Usage will now look a little different:
{:ok, pid} =
Task.start(fn ->
{:ok, stream} = Anthropic.stream_messages(%{ ... })
Enum.each(stream, &IO.inspect/1)
end)
Process.sleep(3000)
# E.g., user pressing a stop button triggers:
send(pid, :cancel)
This might seem a bit awkward in isolation, but in real world settings (e.g. Phoenix apps), your long lived code will likely already be its own process (you’ll want it to be if not).
And with that, we have a simple client wrapper that supports both standard and streaming requests, with cancellation support for the latter.
Switching providers
Switching between providers is the one place a library starts to make sense.
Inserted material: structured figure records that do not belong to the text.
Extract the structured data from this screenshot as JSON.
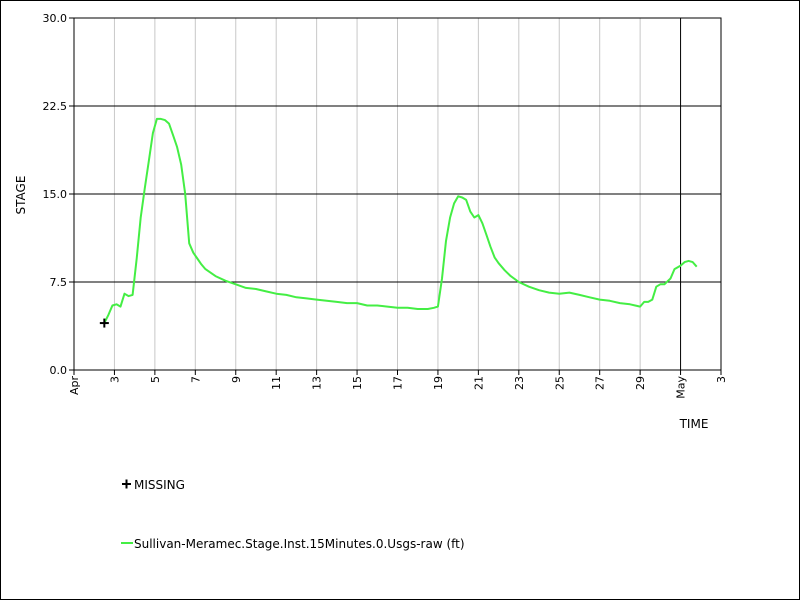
{
  "chart_data": {
    "type": "line",
    "ylabel": "STAGE",
    "xlabel": "TIME",
    "ylim": [
      0,
      30
    ],
    "xlim_days": [
      1,
      33
    ],
    "y_ticks": [
      {
        "value": 0,
        "label": "0.0"
      },
      {
        "value": 7.5,
        "label": "7.5"
      },
      {
        "value": 15,
        "label": "15.0"
      },
      {
        "value": 22.5,
        "label": "22.5"
      },
      {
        "value": 30,
        "label": "30.0"
      }
    ],
    "x_ticks": [
      {
        "day": 1,
        "label": "Apr"
      },
      {
        "day": 3,
        "label": "3"
      },
      {
        "day": 5,
        "label": "5"
      },
      {
        "day": 7,
        "label": "7"
      },
      {
        "day": 9,
        "label": "9"
      },
      {
        "day": 11,
        "label": "11"
      },
      {
        "day": 13,
        "label": "13"
      },
      {
        "day": 15,
        "label": "15"
      },
      {
        "day": 17,
        "label": "17"
      },
      {
        "day": 19,
        "label": "19"
      },
      {
        "day": 21,
        "label": "21"
      },
      {
        "day": 23,
        "label": "23"
      },
      {
        "day": 25,
        "label": "25"
      },
      {
        "day": 27,
        "label": "27"
      },
      {
        "day": 29,
        "label": "29"
      },
      {
        "day": 31,
        "label": "May"
      },
      {
        "day": 33,
        "label": "3"
      }
    ],
    "month_boundary_day": 31,
    "grid": true,
    "series": [
      {
        "name": "Sullivan-Meramec.Stage.Inst.15Minutes.0.Usgs-raw (ft)",
        "color": "#44ee44",
        "points": [
          [
            2.5,
            4.0
          ],
          [
            2.7,
            4.7
          ],
          [
            2.9,
            5.5
          ],
          [
            3.1,
            5.6
          ],
          [
            3.3,
            5.4
          ],
          [
            3.5,
            6.5
          ],
          [
            3.7,
            6.3
          ],
          [
            3.9,
            6.4
          ],
          [
            4.1,
            9.5
          ],
          [
            4.3,
            13.0
          ],
          [
            4.5,
            15.5
          ],
          [
            4.7,
            17.8
          ],
          [
            4.9,
            20.2
          ],
          [
            5.1,
            21.4
          ],
          [
            5.3,
            21.4
          ],
          [
            5.5,
            21.3
          ],
          [
            5.7,
            21.0
          ],
          [
            5.9,
            20.0
          ],
          [
            6.1,
            19.0
          ],
          [
            6.3,
            17.5
          ],
          [
            6.5,
            15.0
          ],
          [
            6.7,
            10.8
          ],
          [
            6.9,
            10.0
          ],
          [
            7.1,
            9.5
          ],
          [
            7.3,
            9.0
          ],
          [
            7.5,
            8.6
          ],
          [
            8.0,
            8.0
          ],
          [
            8.5,
            7.6
          ],
          [
            9.0,
            7.3
          ],
          [
            9.5,
            7.0
          ],
          [
            10.0,
            6.9
          ],
          [
            10.5,
            6.7
          ],
          [
            11.0,
            6.5
          ],
          [
            11.5,
            6.4
          ],
          [
            12.0,
            6.2
          ],
          [
            12.5,
            6.1
          ],
          [
            13.0,
            6.0
          ],
          [
            13.5,
            5.9
          ],
          [
            14.0,
            5.8
          ],
          [
            14.5,
            5.7
          ],
          [
            15.0,
            5.7
          ],
          [
            15.5,
            5.5
          ],
          [
            16.0,
            5.5
          ],
          [
            16.5,
            5.4
          ],
          [
            17.0,
            5.3
          ],
          [
            17.5,
            5.3
          ],
          [
            18.0,
            5.2
          ],
          [
            18.5,
            5.2
          ],
          [
            18.8,
            5.3
          ],
          [
            19.0,
            5.4
          ],
          [
            19.2,
            7.8
          ],
          [
            19.4,
            11.0
          ],
          [
            19.6,
            13.0
          ],
          [
            19.8,
            14.2
          ],
          [
            20.0,
            14.8
          ],
          [
            20.2,
            14.7
          ],
          [
            20.4,
            14.5
          ],
          [
            20.6,
            13.5
          ],
          [
            20.8,
            13.0
          ],
          [
            21.0,
            13.2
          ],
          [
            21.2,
            12.5
          ],
          [
            21.4,
            11.5
          ],
          [
            21.6,
            10.5
          ],
          [
            21.8,
            9.6
          ],
          [
            22.0,
            9.1
          ],
          [
            22.3,
            8.5
          ],
          [
            22.6,
            8.0
          ],
          [
            23.0,
            7.5
          ],
          [
            23.5,
            7.1
          ],
          [
            24.0,
            6.8
          ],
          [
            24.5,
            6.6
          ],
          [
            25.0,
            6.5
          ],
          [
            25.5,
            6.6
          ],
          [
            26.0,
            6.4
          ],
          [
            26.5,
            6.2
          ],
          [
            27.0,
            6.0
          ],
          [
            27.5,
            5.9
          ],
          [
            28.0,
            5.7
          ],
          [
            28.5,
            5.6
          ],
          [
            29.0,
            5.4
          ],
          [
            29.2,
            5.8
          ],
          [
            29.4,
            5.8
          ],
          [
            29.6,
            6.0
          ],
          [
            29.8,
            7.1
          ],
          [
            30.0,
            7.3
          ],
          [
            30.2,
            7.3
          ],
          [
            30.5,
            7.8
          ],
          [
            30.7,
            8.6
          ],
          [
            31.0,
            8.9
          ],
          [
            31.2,
            9.2
          ],
          [
            31.4,
            9.3
          ],
          [
            31.6,
            9.2
          ],
          [
            31.8,
            8.8
          ]
        ]
      }
    ],
    "missing_points": [
      [
        2.5,
        4.0
      ]
    ],
    "legend": [
      {
        "symbol": "cross",
        "label": "MISSING"
      },
      {
        "symbol": "line",
        "label": "Sullivan-Meramec.Stage.Inst.15Minutes.0.Usgs-raw (ft)"
      }
    ],
    "colors": {
      "series": "#44ee44",
      "major_grid": "#000000",
      "minor_grid": "#c8c8c8",
      "missing_marker": "#000000"
    }
  }
}
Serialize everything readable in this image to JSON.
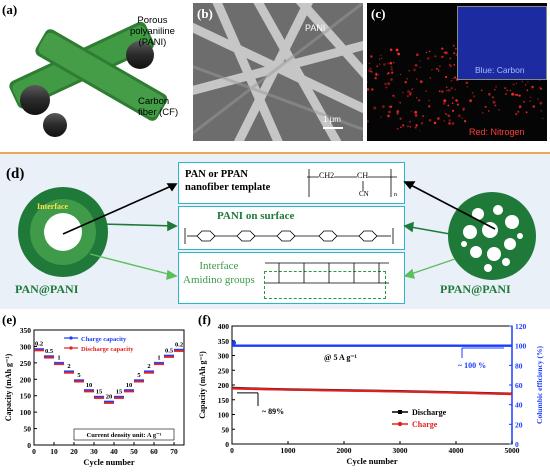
{
  "panels": {
    "a": {
      "label": "(a)",
      "pani_label": "Porous\npolyaniline\n(PANI)",
      "cf_label": "Carbon\nfiber (CF)"
    },
    "b": {
      "label": "(b)",
      "pani_label": "PANI",
      "scale_label": "1 μm"
    },
    "c": {
      "label": "(c)",
      "inset_label": "Blue: Carbon",
      "main_label": "Red: Nitrogen"
    },
    "d": {
      "label": "(d)",
      "interface_label": "Interface",
      "left_caption": "PAN@PANI",
      "right_caption": "PPAN@PANI",
      "box1_title": "PAN or PPAN\nnanofiber template",
      "box2_title": "PANI on surface",
      "box3_title": "Interface\nAmidino groups",
      "formula_ch2": "CH2",
      "formula_ch": "CH",
      "formula_cn": "CN",
      "formula_n": "n"
    },
    "e": {
      "label": "(e)"
    },
    "f": {
      "label": "(f)"
    }
  },
  "colors": {
    "green_dark": "#1f7a3a",
    "green_ring": "#3a9a4a",
    "teal_box": "#2ab7c6",
    "charge": "#1a3cff",
    "discharge": "#e02020"
  },
  "chart_data": [
    {
      "id": "e",
      "type": "line",
      "xlabel": "Cycle number",
      "ylabel": "Capacity (mAh g⁻¹)",
      "xlim": [
        0,
        75
      ],
      "ylim": [
        0,
        350
      ],
      "xticks": [
        0,
        10,
        20,
        30,
        40,
        50,
        60,
        70
      ],
      "yticks": [
        0,
        50,
        100,
        150,
        200,
        250,
        300,
        350
      ],
      "legend": [
        "Charge capacity",
        "Discharge capacity"
      ],
      "legend_position": "top-center",
      "note": "Current density unit: A g⁻¹",
      "steps": [
        {
          "label": "0.2",
          "from": 0,
          "to": 5,
          "value": 290
        },
        {
          "label": "0.5",
          "from": 5,
          "to": 10,
          "value": 268
        },
        {
          "label": "1",
          "from": 10,
          "to": 15,
          "value": 248
        },
        {
          "label": "2",
          "from": 15,
          "to": 20,
          "value": 222
        },
        {
          "label": "5",
          "from": 20,
          "to": 25,
          "value": 195
        },
        {
          "label": "10",
          "from": 25,
          "to": 30,
          "value": 165
        },
        {
          "label": "15",
          "from": 30,
          "to": 35,
          "value": 145
        },
        {
          "label": "20",
          "from": 35,
          "to": 40,
          "value": 130
        },
        {
          "label": "15",
          "from": 40,
          "to": 45,
          "value": 145
        },
        {
          "label": "10",
          "from": 45,
          "to": 50,
          "value": 165
        },
        {
          "label": "5",
          "from": 50,
          "to": 55,
          "value": 195
        },
        {
          "label": "2",
          "from": 55,
          "to": 60,
          "value": 222
        },
        {
          "label": "1",
          "from": 60,
          "to": 65,
          "value": 248
        },
        {
          "label": "0.5",
          "from": 65,
          "to": 70,
          "value": 270
        },
        {
          "label": "0.2",
          "from": 70,
          "to": 75,
          "value": 288
        }
      ]
    },
    {
      "id": "f",
      "type": "line",
      "xlabel": "Cycle number",
      "ylabel": "Capacity (mAh g⁻¹)",
      "y2label": "Columbic efficiency (%)",
      "xlim": [
        0,
        5000
      ],
      "ylim": [
        0,
        400
      ],
      "y2lim": [
        0,
        120
      ],
      "xticks": [
        0,
        1000,
        2000,
        3000,
        4000,
        5000
      ],
      "yticks": [
        0,
        50,
        100,
        150,
        200,
        250,
        300,
        350,
        400
      ],
      "y2ticks": [
        0,
        20,
        40,
        60,
        80,
        100,
        120
      ],
      "legend": [
        "Discharge",
        "Charge"
      ],
      "legend_position": "bottom-right",
      "annotations": [
        "@ 5 A g⁻¹",
        "~ 100 %",
        "~ 89%"
      ],
      "series": [
        {
          "name": "Discharge",
          "axis": "left",
          "x": [
            0,
            500,
            1000,
            2000,
            3000,
            4000,
            5000
          ],
          "values": [
            190,
            187,
            185,
            182,
            179,
            175,
            170
          ]
        },
        {
          "name": "Charge",
          "axis": "left",
          "x": [
            0,
            500,
            1000,
            2000,
            3000,
            4000,
            5000
          ],
          "values": [
            188,
            186,
            184,
            181,
            178,
            174,
            169
          ]
        },
        {
          "name": "Columbic efficiency",
          "axis": "right",
          "x": [
            0,
            1000,
            2000,
            3000,
            4000,
            5000
          ],
          "values": [
            100,
            100,
            100,
            100,
            100,
            100
          ]
        }
      ]
    }
  ]
}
Even so, you can keep the simple per-provider wrappers from above and write a thin module on top that defines a shared interface and delegates to them. The unification logic stays yours, in one place, and easy to evolve as the providers do.
What about agents?
Yes agents are more complex. Looping workflows, context management, caching, tool use, etc. But they are still built on top of exactly the foundation laid out above.
I would argue that building agents is:
- Not a solved problem with generic, mature solutions (things are still evolving rapidly)
- Highly context-dependent, requiring custom logic for each specific use case
Therefore, I think the complexity of building agents is your problem to own for now.